I had to come up with a knock off to appease me until the next Seafood Night. I’ve tried several versions and have been thrilled with each outcome.
The first time I made my version of Boston Iced Tea, I used bottled cranberry juice and unsweetened tea. I made my regular serving of tea with 1 gallon of water (except I made it a little stronger than usual, using 16 tea bags in all). When pouring the tea into my pitchers, I added cranberry juice with it. This is where it’s a little tricky because, frankly, you can add as much or as little as you’d like. I’d recommend starting with 1 cup per pitcher – then you can add more after your initial taste test. A great rule of thumb (for anything in the kitchen, actually) is to remember that you can always add more but you can never add less.
The second time I made Boston Iced Tea, I sweetened the deal with a cup of sugar AND used a 12 oz can of frozen cranberry juice concentrate. This was much closer to the restaurant version and I must say I preferred this one. If you wanted to cut calories, you could always use Truvia or Stevia – no cal sweeteners that taste as sweet as sugar, maybe sweeter.
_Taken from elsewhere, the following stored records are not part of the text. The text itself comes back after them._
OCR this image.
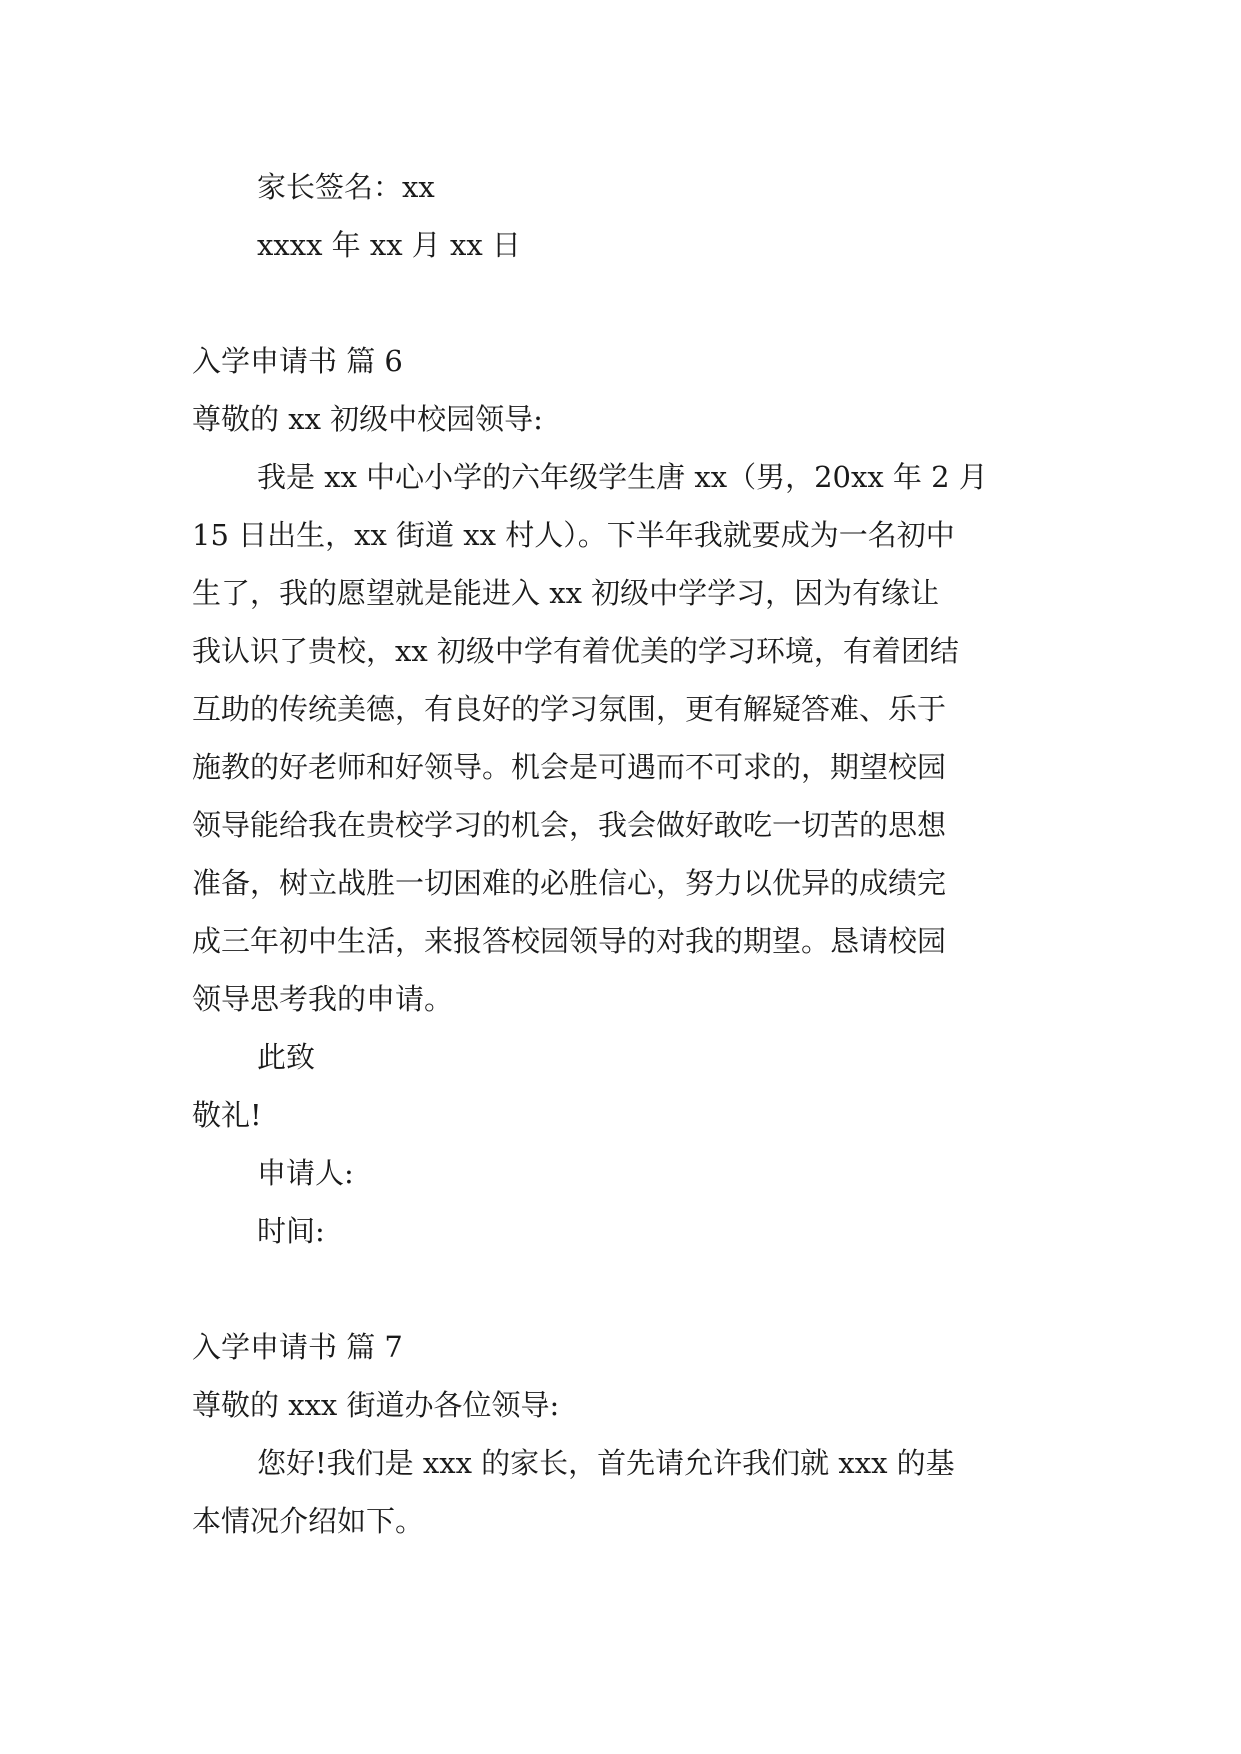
家长签名：xx
xxxx 年 xx 月 xx 日
入学申请书 篇 6
尊敬的 xx 初级中校园领导:
我是 xx 中心小学的六年级学生唐 xx（男，20xx 年 2 月
15 日出生，xx 街道 xx 村人）。下半年我就要成为一名初中
生了，我的愿望就是能进入 xx 初级中学学习，因为有缘让
我认识了贵校，xx 初级中学有着优美的学习环境，有着团结
互助的传统美德，有良好的学习氛围，更有解疑答难、乐于
施教的好老师和好领导。机会是可遇而不可求的，期望校园
领导能给我在贵校学习的机会，我会做好敢吃一切苦的思想
准备，树立战胜一切困难的必胜信心，努力以优异的成绩完
成三年初中生活，来报答校园领导的对我的期望。恳请校园
领导思考我的申请。
此致
敬礼!
申请人:
时间:
入学申请书 篇 7
尊敬的 xxx 街道办各位领导:
您好!我们是 xxx 的家长，首先请允许我们就 xxx 的基
本情况介绍如下。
When it comes time to serve your Boston Iced Tea, by all means do so in a glass glass, over ice. Top each glass off with a refreshing orange wedge, or a couple of orange slices if you’re so inclined. The orange really pulls the flavors together and makes it all happen.
I’m going to try Green Tea versions of Boston Iced Tea this weekend, but I did do something that turned out deliciously with a warm cup of green tea last night. I had a couple of wedges of orange left, so I poured a big mug of hot green tea, sweetened it with just a little honey, and floated a wedge of orange in the mug. Delicious!